Anyway, meaning is not something things have in isolation–it is always meaning to someone. Like what's the meaning of a painting? (apart from in peoples' minds) A written word is a squiggle, but means something to someone that speaks the language. I think the nihilist/existentialist angst is from people in the generation or two after christianity, not having that cosy pre-defined meaning to their lives, of everything being god's plan. Like a child, used to the parents deciding what to do, what are the rules, punishments, structures, moving out of home and feeling...abandoned, empty. I (like almost everyone I know here in Australia) was brought up without being taught a religion, never had that loss of faith or feeling of lack or meaninglessness. Hmm well, not true, aged about 20 I had a mild 'existential crisis', wondering about the meaning of life, and learnt that it's silly (and dangerous) expecting there to be the meaning of life out there like a rock. Nihilists stop there, thinking that in "there's no meaning in X" they've captured the essential truth about things, and torture themselves with the abyss. A bit like the contemporary goth thing, thinking that seeing the meaningless, desolation, emptiness of things is wisdom. I started reading E.M. Cioran essays a year or two ago, but couldn't stand him; it was full of this vibe; going on about what a superior wisdom his ultra-bleak, desolate view of things has, as if he's better than any happy person because so miserable. Occasionally I hear some intelligent person talking as if an intelligent person must be unhappy, as if it's a given. Maybe it's from the existentialist message filtering down and being taken for wisdom. Maybe Sartre is to blame for that.
Makes we wonder did that inspire Hunter S Thompson to name his book "Fear and Loathing in Las Vegas"?
https://en.wikipedia.org/wiki/Fear_and_Loathing_in_Las_Vegas...
https://www.biblegateway.com/passage/?search=Psalm+55&versio...
"One must do everything for oneself and for God."

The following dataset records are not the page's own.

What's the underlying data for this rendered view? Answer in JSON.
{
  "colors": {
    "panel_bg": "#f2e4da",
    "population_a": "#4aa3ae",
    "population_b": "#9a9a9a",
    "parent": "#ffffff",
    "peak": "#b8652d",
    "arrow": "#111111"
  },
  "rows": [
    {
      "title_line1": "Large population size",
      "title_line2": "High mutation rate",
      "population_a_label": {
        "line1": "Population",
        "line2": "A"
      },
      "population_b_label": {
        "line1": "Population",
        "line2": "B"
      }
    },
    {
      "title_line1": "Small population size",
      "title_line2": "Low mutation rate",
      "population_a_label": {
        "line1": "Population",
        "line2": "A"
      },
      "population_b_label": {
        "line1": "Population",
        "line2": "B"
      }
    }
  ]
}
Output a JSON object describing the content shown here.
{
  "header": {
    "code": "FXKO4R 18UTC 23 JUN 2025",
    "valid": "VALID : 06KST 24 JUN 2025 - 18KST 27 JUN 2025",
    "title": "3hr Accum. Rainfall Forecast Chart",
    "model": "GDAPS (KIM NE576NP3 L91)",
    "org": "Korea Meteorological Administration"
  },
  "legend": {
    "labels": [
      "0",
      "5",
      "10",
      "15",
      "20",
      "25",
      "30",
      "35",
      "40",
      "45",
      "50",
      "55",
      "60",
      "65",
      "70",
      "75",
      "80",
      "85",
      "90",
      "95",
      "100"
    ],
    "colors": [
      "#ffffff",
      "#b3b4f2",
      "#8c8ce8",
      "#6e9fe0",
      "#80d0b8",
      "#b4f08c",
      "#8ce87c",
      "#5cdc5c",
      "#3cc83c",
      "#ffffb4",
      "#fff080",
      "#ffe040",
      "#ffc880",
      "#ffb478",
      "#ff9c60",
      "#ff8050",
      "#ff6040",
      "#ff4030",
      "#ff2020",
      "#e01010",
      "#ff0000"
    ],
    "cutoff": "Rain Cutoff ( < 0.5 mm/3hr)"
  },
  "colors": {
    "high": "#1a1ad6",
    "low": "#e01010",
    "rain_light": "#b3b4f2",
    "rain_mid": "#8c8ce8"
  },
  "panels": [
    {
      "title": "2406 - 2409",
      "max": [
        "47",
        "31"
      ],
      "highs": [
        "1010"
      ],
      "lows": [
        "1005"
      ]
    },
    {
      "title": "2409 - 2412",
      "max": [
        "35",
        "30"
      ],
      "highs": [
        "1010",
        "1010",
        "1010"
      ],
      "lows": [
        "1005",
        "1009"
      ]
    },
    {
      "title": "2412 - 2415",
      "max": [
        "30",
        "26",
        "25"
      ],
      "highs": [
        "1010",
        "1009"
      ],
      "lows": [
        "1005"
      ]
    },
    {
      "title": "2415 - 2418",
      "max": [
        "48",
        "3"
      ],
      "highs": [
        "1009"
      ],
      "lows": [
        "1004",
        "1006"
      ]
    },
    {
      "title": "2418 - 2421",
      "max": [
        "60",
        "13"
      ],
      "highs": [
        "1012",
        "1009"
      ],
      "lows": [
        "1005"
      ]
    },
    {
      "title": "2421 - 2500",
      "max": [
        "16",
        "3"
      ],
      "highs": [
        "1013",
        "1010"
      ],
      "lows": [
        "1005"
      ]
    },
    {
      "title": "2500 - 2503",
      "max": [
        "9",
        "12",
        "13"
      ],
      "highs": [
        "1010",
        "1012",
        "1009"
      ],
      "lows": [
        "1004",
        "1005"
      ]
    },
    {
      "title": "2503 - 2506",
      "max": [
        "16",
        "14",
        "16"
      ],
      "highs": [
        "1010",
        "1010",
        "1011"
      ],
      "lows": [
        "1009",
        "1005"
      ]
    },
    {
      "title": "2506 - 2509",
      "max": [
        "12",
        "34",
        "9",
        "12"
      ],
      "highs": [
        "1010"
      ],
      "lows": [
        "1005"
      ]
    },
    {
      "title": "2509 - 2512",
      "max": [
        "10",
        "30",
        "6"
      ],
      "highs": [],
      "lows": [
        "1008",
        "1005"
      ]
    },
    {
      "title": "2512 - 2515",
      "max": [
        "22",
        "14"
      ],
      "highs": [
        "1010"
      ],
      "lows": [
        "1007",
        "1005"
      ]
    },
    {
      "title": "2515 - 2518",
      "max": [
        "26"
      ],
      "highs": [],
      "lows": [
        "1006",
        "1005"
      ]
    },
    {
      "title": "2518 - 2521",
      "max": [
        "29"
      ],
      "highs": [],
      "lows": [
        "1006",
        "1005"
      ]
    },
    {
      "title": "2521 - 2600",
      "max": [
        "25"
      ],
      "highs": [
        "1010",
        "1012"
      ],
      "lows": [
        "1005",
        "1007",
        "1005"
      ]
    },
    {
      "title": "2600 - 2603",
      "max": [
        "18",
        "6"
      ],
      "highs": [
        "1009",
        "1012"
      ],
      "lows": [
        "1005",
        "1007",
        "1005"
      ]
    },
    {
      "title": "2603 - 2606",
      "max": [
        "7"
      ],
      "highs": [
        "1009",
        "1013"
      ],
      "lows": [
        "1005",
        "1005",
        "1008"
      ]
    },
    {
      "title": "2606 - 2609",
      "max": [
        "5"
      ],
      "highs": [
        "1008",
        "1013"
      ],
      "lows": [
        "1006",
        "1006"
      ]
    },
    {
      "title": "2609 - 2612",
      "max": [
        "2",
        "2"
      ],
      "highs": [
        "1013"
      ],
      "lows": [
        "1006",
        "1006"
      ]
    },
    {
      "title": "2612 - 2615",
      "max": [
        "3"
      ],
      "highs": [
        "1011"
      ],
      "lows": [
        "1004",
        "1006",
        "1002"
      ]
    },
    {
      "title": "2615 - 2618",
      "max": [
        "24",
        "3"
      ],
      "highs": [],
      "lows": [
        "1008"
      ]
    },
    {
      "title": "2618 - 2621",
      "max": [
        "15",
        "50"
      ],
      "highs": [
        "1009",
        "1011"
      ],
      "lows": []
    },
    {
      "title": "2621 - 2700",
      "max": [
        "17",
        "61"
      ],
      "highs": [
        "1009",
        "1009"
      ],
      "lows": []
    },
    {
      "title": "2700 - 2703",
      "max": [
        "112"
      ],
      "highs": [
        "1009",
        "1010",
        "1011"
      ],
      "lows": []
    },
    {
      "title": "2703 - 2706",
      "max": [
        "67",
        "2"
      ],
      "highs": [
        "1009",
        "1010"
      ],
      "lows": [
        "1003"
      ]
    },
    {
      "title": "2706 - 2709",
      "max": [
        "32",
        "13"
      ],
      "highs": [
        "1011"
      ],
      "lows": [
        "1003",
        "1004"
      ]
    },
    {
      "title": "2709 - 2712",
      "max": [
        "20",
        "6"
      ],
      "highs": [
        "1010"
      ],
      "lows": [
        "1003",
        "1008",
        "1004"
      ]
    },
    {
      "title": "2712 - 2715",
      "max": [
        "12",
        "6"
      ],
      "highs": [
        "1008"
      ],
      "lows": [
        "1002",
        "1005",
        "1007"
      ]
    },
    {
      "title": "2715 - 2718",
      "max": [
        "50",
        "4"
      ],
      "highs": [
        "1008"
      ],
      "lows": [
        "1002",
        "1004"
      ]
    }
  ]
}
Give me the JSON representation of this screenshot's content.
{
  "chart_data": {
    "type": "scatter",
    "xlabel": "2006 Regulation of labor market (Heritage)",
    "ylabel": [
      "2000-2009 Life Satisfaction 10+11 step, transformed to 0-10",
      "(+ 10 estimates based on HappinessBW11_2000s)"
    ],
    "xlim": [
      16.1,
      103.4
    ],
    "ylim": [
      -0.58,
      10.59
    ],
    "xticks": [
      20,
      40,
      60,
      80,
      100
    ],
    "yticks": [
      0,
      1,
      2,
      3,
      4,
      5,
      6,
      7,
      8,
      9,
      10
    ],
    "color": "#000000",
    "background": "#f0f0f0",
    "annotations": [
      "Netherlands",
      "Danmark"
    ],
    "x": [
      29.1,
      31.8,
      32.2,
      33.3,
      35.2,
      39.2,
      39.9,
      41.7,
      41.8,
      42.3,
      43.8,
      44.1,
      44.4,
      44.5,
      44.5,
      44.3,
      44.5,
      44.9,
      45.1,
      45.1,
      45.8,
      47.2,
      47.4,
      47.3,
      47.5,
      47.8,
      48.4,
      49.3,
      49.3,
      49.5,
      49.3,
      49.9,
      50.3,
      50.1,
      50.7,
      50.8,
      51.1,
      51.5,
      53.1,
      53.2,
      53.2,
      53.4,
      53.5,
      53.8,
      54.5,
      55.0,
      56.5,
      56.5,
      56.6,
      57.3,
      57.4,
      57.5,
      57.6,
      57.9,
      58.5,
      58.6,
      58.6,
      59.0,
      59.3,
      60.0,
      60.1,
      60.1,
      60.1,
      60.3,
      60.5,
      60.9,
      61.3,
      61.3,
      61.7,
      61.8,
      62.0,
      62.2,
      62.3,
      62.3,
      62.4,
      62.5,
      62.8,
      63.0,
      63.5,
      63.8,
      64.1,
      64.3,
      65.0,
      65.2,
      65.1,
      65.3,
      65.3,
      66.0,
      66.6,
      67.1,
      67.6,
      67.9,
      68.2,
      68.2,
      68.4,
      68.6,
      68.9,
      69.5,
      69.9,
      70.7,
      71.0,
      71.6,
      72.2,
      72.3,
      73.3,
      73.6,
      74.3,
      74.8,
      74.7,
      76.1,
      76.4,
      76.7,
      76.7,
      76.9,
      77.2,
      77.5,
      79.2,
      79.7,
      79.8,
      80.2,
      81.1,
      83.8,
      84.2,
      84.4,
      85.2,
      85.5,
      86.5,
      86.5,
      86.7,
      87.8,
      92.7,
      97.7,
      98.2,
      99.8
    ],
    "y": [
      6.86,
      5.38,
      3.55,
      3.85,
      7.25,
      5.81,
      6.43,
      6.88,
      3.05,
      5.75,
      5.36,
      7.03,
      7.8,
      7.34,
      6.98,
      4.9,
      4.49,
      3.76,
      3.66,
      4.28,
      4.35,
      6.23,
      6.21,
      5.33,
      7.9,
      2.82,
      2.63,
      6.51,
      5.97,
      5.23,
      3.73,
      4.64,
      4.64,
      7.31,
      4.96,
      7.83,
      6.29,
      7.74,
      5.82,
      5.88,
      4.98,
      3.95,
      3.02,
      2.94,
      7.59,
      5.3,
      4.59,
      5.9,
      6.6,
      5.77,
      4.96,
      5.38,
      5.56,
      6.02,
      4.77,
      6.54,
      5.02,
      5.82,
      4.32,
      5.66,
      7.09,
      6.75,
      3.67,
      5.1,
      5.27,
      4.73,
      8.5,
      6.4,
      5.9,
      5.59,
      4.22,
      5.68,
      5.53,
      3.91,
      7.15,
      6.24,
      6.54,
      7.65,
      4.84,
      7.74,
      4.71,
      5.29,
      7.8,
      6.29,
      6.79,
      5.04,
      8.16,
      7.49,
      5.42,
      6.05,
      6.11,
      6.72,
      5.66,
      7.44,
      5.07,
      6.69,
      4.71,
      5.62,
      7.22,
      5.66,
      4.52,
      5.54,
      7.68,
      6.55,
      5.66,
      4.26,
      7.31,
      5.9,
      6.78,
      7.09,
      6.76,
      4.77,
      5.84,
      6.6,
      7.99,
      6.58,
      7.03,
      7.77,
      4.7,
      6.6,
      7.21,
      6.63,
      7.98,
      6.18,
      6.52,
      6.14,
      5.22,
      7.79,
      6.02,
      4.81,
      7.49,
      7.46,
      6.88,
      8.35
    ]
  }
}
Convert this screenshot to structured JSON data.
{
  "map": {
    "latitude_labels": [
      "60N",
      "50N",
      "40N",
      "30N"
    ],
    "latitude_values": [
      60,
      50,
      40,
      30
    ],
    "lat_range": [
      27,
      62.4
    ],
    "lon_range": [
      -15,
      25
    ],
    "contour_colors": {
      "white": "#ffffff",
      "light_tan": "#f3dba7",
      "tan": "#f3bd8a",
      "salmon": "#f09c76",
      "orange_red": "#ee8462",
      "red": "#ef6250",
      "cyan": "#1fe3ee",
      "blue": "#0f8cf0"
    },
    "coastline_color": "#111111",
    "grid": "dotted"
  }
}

We are all often "performing" in one way or another for others. What would your life look like if you were only performing for yourself and for "God". I don't think it's possible actually, it's more of a goal to strive for.
Nietzsche's:
"I live in my own house
I've never copied nobody even half
And at any master that lacks the grace
to laugh at himself - I laugh."
EDIT: “Yet Abraham believed, and believed for this life. Yea, if his faith had been only for a future life, he surely would have cast everything away in order to hasten out of this world to which he did not belong. But Abraham's faith was not of this sort, if there be such a faith; for really this is not faith but the furthest possibility of faith which has a presentiment of its object at the extremest limit of the horizon, yet is separated from it by a yawning abyss within which despair carries on its game. But Abraham believed precisely for this life, that he was to grow old in the land, honored by the people, blessed in his generation, remembered forever in Isaac, his dearest thing in life, whom he embraced with a love for which it would be a poor expression to say that he loyally fulfilled the father's duty of loving the son, as indeed is evinced in the words of the summons, "the son whom thou lovest.”